Nuclear weapons versus software
Thompson draws a sharp distinction between nuclear weapons and AI. Fissile material is trackable, interceptable, and hard to proliferate. Software weights are none of those things. The more significant structural difference is economic. The Manhattan Project started as a government program with government assumptions baked in from day one. AI is necessarily starting with private companies because the capex required—hundreds of billions annually, approaching a trillion dollars—is only sustainable if you're selling to everyone. The government is one customer among many, not the primary funder.
That creates a tension the nuclear playbook cannot resolve. Intel's founding-era decision, made by Bob Noyce, to sell to the government but refuse to design chips exclusively for it was premised on the same logic: only the consumer and commercial market was large enough to fund the capital cycle that would produce genuinely superior technology. Thompson argues that dynamic applies to AI on steroids.
Taiwan and chip policy
Thompson's most pointed criticism of Amodei concerns chip policy. Amodei has been a consistent advocate for restricting semiconductor sales to China. Thompson has argued the opposite: China should be allowed to buy chips a generation or two behind current capability, and Chinese companies should be allowed to fab with TSMC. A stable equilibrium requires China to be dependent on Taiwan, not cut off from it. Taiwan sits 70 miles off the Chinese coast. If the US achieves decisive AI superiority and China does not, the rational Chinese response may be to neutralize TSMC rather than accept permanent strategic inferiority. Amodei's only public acknowledgment of this risk amounts to noting that a Taiwan conflict would slow AI adoption, which Thompson considers a grossly insufficient treatment of the scenario.
The governance bind
Thompson's prescription is narrow: Anthropic should sell to the government, and Congress should pass new digital surveillance legislation. He acknowledges the obvious objection that Congress passing meaningful tech legislation is nearly impossible, but pushes back on the implication. If legislation is off the table, the only alternative is that a private executive makes these decisions unilaterally. Thompson calls that outcome intolerable—not to him personally, but to any government holding power, which will not indefinitely accept a private company controlling what may become a primary source of national power.

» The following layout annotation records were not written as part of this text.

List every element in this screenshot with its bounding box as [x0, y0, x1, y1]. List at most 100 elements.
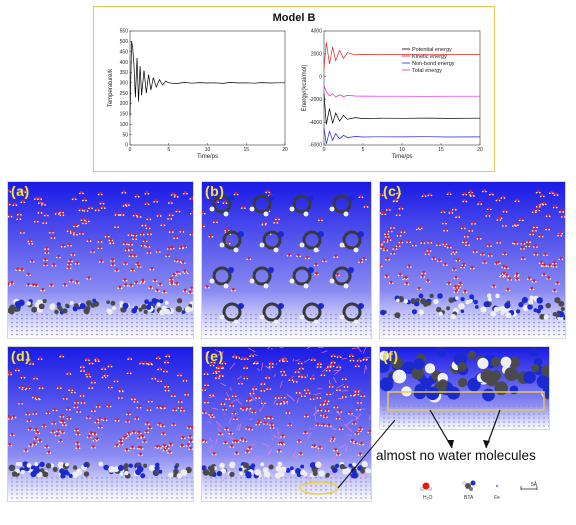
fe-atom	[151, 481, 153, 483]
fe-atom	[438, 413, 440, 415]
water-hydrogen	[44, 446, 46, 449]
water-hydrogen	[316, 264, 319, 267]
water-hydrogen	[465, 244, 467, 246]
water-hydrogen	[329, 440, 332, 442]
water-oxygen	[349, 353, 353, 357]
water-hydrogen	[387, 233, 389, 236]
bta-atom	[403, 299, 409, 304]
water-hydrogen	[283, 360, 285, 363]
fe-atom	[340, 321, 342, 324]
fe-atom	[240, 485, 242, 487]
water-hydrogen	[147, 363, 150, 365]
bta-ring	[302, 302, 322, 322]
fe-atom	[423, 405, 425, 407]
water-oxygen	[175, 281, 179, 285]
water-hydrogen	[129, 413, 131, 416]
fe-atom	[408, 329, 410, 332]
fe-atom	[528, 325, 530, 328]
bta-atom	[289, 466, 294, 471]
fe-atom	[330, 321, 332, 324]
molecule-key	[419, 480, 538, 491]
water-hydrogen	[77, 429, 79, 432]
water-oxygen	[55, 433, 59, 436]
bta-atom	[117, 465, 124, 472]
water-hydrogen	[430, 241, 433, 244]
water-hydrogen	[100, 207, 103, 209]
fe-atom	[413, 317, 415, 320]
water-oxygen	[313, 444, 316, 447]
water-hydrogen	[314, 273, 316, 276]
water-oxygen	[316, 422, 320, 426]
y-tick-label: 0	[319, 74, 322, 80]
fe-atom	[31, 477, 33, 479]
water-oxygen	[389, 280, 393, 284]
water-oxygen	[549, 190, 553, 194]
water-hydrogen	[559, 211, 561, 213]
water-oxygen	[8, 442, 12, 446]
fe-atom	[448, 313, 450, 316]
water-hydrogen	[329, 425, 332, 427]
bta-atom	[135, 468, 142, 476]
fe-atom	[101, 329, 103, 332]
water-hydrogen	[455, 209, 457, 211]
bta-atom	[154, 465, 160, 471]
fe-atom	[285, 329, 287, 332]
water-hydrogen	[462, 200, 464, 203]
water-oxygen	[443, 262, 447, 266]
water-oxygen	[26, 411, 30, 415]
fe-atom	[31, 493, 33, 495]
water-hydrogen	[98, 406, 101, 408]
water-hydrogen	[20, 376, 23, 379]
water-hydrogen	[64, 245, 66, 248]
bta-hydrogen	[329, 278, 335, 284]
water-hydrogen	[310, 359, 313, 361]
fe-atom	[111, 317, 113, 320]
bta-nitrogen	[348, 195, 354, 201]
water-oxygen	[283, 356, 286, 360]
fe-atom	[418, 321, 420, 324]
fe-atom	[260, 329, 262, 332]
fe-atom	[403, 329, 405, 332]
water-oxygen	[143, 238, 147, 242]
water-oxygen	[77, 409, 81, 413]
fe-atom	[458, 405, 460, 407]
water-hydrogen	[406, 277, 409, 280]
water-hydrogen	[144, 203, 147, 206]
fe-atom	[76, 489, 78, 491]
water-hydrogen	[9, 284, 11, 286]
bta-ring	[292, 194, 312, 214]
fe-atom	[365, 497, 367, 499]
water-hydrogen	[52, 231, 54, 234]
water-oxygen	[331, 353, 335, 357]
water-hydrogen	[353, 394, 355, 397]
fe-atom	[483, 425, 485, 427]
fe-atom	[51, 489, 53, 491]
fe-atom	[280, 493, 282, 495]
water-hydrogen	[20, 201, 23, 204]
fe-atom	[295, 497, 297, 499]
water-oxygen	[87, 238, 91, 242]
water-hydrogen	[145, 441, 147, 443]
bta-atom	[433, 298, 439, 305]
water-oxygen	[503, 223, 506, 227]
fe-atom	[36, 317, 38, 320]
bta-atom	[438, 379, 448, 389]
fe-atom	[21, 493, 23, 495]
fe-atom	[503, 421, 505, 423]
water-oxygen	[532, 228, 536, 232]
fe-atom	[443, 313, 445, 316]
fe-atom	[388, 325, 390, 328]
water-hydrogen	[341, 428, 344, 431]
water-hydrogen	[94, 438, 97, 441]
water-hydrogen	[329, 365, 332, 368]
water-oxygen	[146, 225, 150, 229]
water-oxygen	[422, 270, 426, 274]
water-oxygen	[527, 276, 531, 280]
fe-atom	[260, 325, 262, 328]
water-hydrogen	[462, 291, 465, 294]
water-hydrogen	[58, 434, 60, 437]
fe-atom	[493, 405, 495, 407]
water-hydrogen	[177, 283, 180, 286]
water-oxygen	[10, 432, 14, 436]
fe-atom	[31, 329, 33, 332]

Thompson quotes approvingly a tweet that made the choice explicit: the author said they would rather have Amodei making these decisions than whoever emerges from the democratic process. Thompson's response is that this position deserves credit for honesty, because it concedes that democratic governance should be abandoned in favor of unelected, unaccountable decision-makers.
OpenAI and Google
On competitive dynamics, Thompson sees a clean split. Anthropic holds a local advantage—most people in the San Francisco AI industry appear to be with them on resisting broad government access. OpenAI, by agreeing to work with the Pentagon subject to lawful capabilities, is more aligned with broader public sentiment but has likely created tension with its own talent base. Thompson describes OpenAI's arrangement as essentially a jailbreak competition with the US government, which he acknowledges is probably the most defensible place to land, even if it is structurally fraught. Google, which pulled out of Project Maven after employee backlash and eventually returned under new Cloud leadership, is conspicuously absent from the current controversy—a position Thompson implies is enviable.
The argument Anthropic is weakest on is the claim that current models are not technically capable of performing the missions the DoD requested. That reads as a precedent-setting argument rather than a genuine capability assessment, and Thompson thinks it undermines Anthropic's more credible position on digital surveillance, which he considers the genuinely compelling case for their refusal.